Я остановился чуть не в дверях и принялся распаковывать свою амуницию: методичность – лучшее средство от стресса; Жюстин же безошибочно направилась через всю комнату к кровати, вытащила из-за нее бутылку джина и основательно к ней приложилась, Я знал, что в бутылке как раз и может быть яд, но ничего не сказал – в такие минуты лучше помалкивать. Стоит только впасть в истерику, и яд там окажется непременно. Я просто стоял, и распаковывал, и разматывал свой старенький желудочный зонд, спасший больше бессмысленных жизней (жизней совершенно нежизнеспособных, чье стремленье упасть неизменно, как у не по фигуре сшитых брюк), чем какой-либо другой подобный инструмент в Александрии. Медленно и методично, как то и подобает третьеразрядному доктору, я размотал его – что, кроме методичности, может третьеразрядный доктор противопоставить миру?»
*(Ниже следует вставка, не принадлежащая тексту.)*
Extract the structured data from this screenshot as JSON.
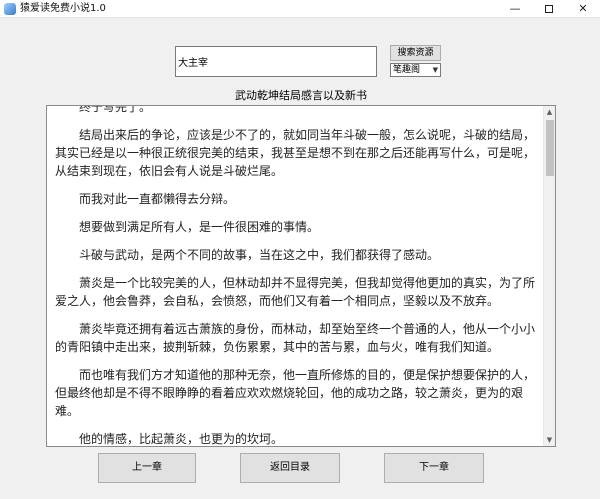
{
  "window": {
    "title": "猿爱读免费小说1.0",
    "minimize": "—",
    "close": "✕"
  },
  "search": {
    "value": "大主宰",
    "button_label": "搜索资源",
    "source_selected": "笔趣阁"
  },
  "chapter": {
    "title": "武动乾坤结局感言以及新书",
    "paragraphs": [
      "终于写完了。",
      "结局出来后的争论，应该是少不了的，就如同当年斗破一般，怎么说呢，斗破的结局，其实已经是以一种很正统很完美的结束，我甚至是想不到在那之后还能再写什么，可是呢，从结束到现在，依旧会有人说是斗破烂尾。",
      "而我对此一直都懒得去分辩。",
      "想要做到满足所有人，是一件很困难的事情。",
      "斗破与武动，是两个不同的故事，当在这之中，我们都获得了感动。",
      "萧炎是一个比较完美的人，但林动却并不显得完美，但我却觉得他更加的真实，为了所爱之人，他会鲁莽，会自私，会愤怒，而他们又有着一个相同点，坚毅以及不放弃。",
      "萧炎毕竟还拥有着远古萧族的身份，而林动，却至始至终一个普通的人，他从一个小小的青阳镇中走出来，披荆斩棘，负伤累累，其中的苦与累，血与火，唯有我们知道。",
      "而也唯有我们方才知道他的那种无奈，他一直所修炼的目的，便是保护想要保护的人，但最终他却是不得不眼睁睁的看着应欢欢燃烧轮回，他的成功之路，较之萧炎，更为的艰难。",
      "他的情感，比起萧炎，也更为的坎坷。"
    ]
  },
  "nav": {
    "prev_label": "上一章",
    "toc_label": "返回目录",
    "next_label": "下一章"
  },
  "icons": {
    "app": "book-icon",
    "scroll_up": "up-arrow-icon",
    "scroll_down": "down-arrow-icon",
    "select_caret": "chevron-down-icon"
  }
}
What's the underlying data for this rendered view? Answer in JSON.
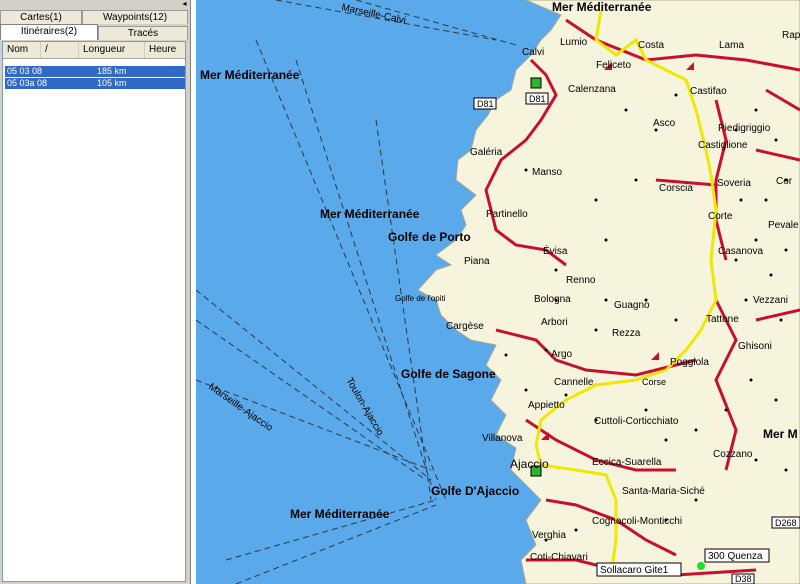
{
  "tabs": {
    "cartes": "Cartes(1)",
    "waypoints": "Waypoints(12)",
    "itineraires": "Itinéraires(2)",
    "traces": "Tracés"
  },
  "list": {
    "columns": [
      "Nom",
      "/",
      "Longueur",
      "Heure"
    ],
    "rows": [
      {
        "nom": "05 03 08",
        "longueur": "185 km",
        "heure": ""
      },
      {
        "nom": "05 03a 08",
        "longueur": "105 km",
        "heure": ""
      }
    ]
  },
  "map": {
    "sea_labels": [
      "Mer Méditerranée",
      "Mer Méditerranée",
      "Mer Méditerranée",
      "Mer Méditerranée",
      "Mer Méditerranée"
    ],
    "gulfs": [
      "Golfe de Porto",
      "Golfe de Sagone",
      "Golfe D'Ajaccio",
      "Golfe de l'opiti"
    ],
    "ferry_routes": [
      "Marseille-Calvi",
      "Marseille-Ajaccio",
      "Toulon-Ajaccio"
    ],
    "towns": {
      "calvi": "Calvi",
      "lumio": "Lumio",
      "costa": "Costa",
      "feliceto": "Feliceto",
      "calenzana": "Calenzana",
      "lama": "Lama",
      "rapale": "Rap",
      "castifao": "Castifao",
      "asco": "Asco",
      "piedigriggio": "Piedigriggio",
      "castiglione": "Castiglione",
      "galeria": "Galéria",
      "manso": "Manso",
      "corscia": "Corscia",
      "soveria": "Soveria",
      "corte": "Corte",
      "partinello": "Partinello",
      "evisa": "Évisa",
      "casanova": "Casanova",
      "piana": "Piana",
      "renno": "Renno",
      "vezzani": "Vezzani",
      "bologna": "Bologna",
      "guagno": "Guagno",
      "arbori": "Arbori",
      "rezza": "Rezza",
      "tattone": "Tattone",
      "ghisoni": "Ghisoni",
      "cargese": "Cargèse",
      "argo": "Argo",
      "poggiola": "Poggiola",
      "cannelle": "Cannelle",
      "corse": "Corse",
      "appietto": "Appietto",
      "cuttoli": "Cuttoli-Corticchiato",
      "villanova": "Villanova",
      "ajaccio": "Ajaccio",
      "eccica": "Eccica-Suarella",
      "cozzano": "Cozzano",
      "santamaria": "Santa-Maria-Siché",
      "cognocoli": "Cognocoli-Monticchi",
      "verghia": "Verghia",
      "coti": "Coti-Chiavari",
      "corte_e": "Cor",
      "pevale": "Pevale"
    },
    "top_label": "Mer Méditerranée",
    "roads": [
      "D81",
      "D81",
      "D268",
      "D38"
    ],
    "waypoints": {
      "sollacaro": "Sollacaro Gite1",
      "quenza": "300 Quenza"
    },
    "colors": {
      "sea": "#5aa9ea",
      "land": "#f7f4de",
      "road": "#c8102e",
      "route": "#f0e800"
    }
  }
}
«Тем временем Жюстин обернулась к кровати и, наклонившись, громко сказала: „Персуорден, открой глаза“. Затем она положила ладони себе на макушку и испустила долгий, на одной ноте, вопль – как арабка, – и звук оборвался резко, конфискованный александрийской ночью в жаркой, душной, тесной комнате. Затем она медленно двинулась наискосок, и на ковре за ней оставались маленькие лужицы мочи. Я изловил ее и загнал в ванную. Получив таким образом некоторую передышку, я занялся наконец его сердцем. Оно молчало, как Великая Пирамида. Я здорово тогда обозлился, поняв, что он прибегнул к помощи одного из этих чертовых цианидов – излюбленному, кстати, средству всех ваших шпионских контор. Я так разозлился, что даже дал ему хорошую затрещину, – он, надо сказать, давно нарывался!»
«Все это время я отдавал себе отчет в какой-то необычайной активности Нессима, теперь же, придя, так сказать, в себя, я смог окончательно на него переключиться. Он рылся в ящиках, в столе, в шкафах, как безумный, просматривал рукописи и документы, подхватывал и отшвыривал в сторону все, что попадалось под руку, – и ни следа обычной флегмы. „Какого черта ты делаешь?“ – спросил я сердито, и он ответил: „Не хочу, чтобы египетской полиции хоть что-то досталось“. И осекся, словно сказал лишнее. На каждом зеркале было по надписи мылом. Одну Нессим затер почти полностью. Я разобрал только буквы… ОЭН… …СТИН…»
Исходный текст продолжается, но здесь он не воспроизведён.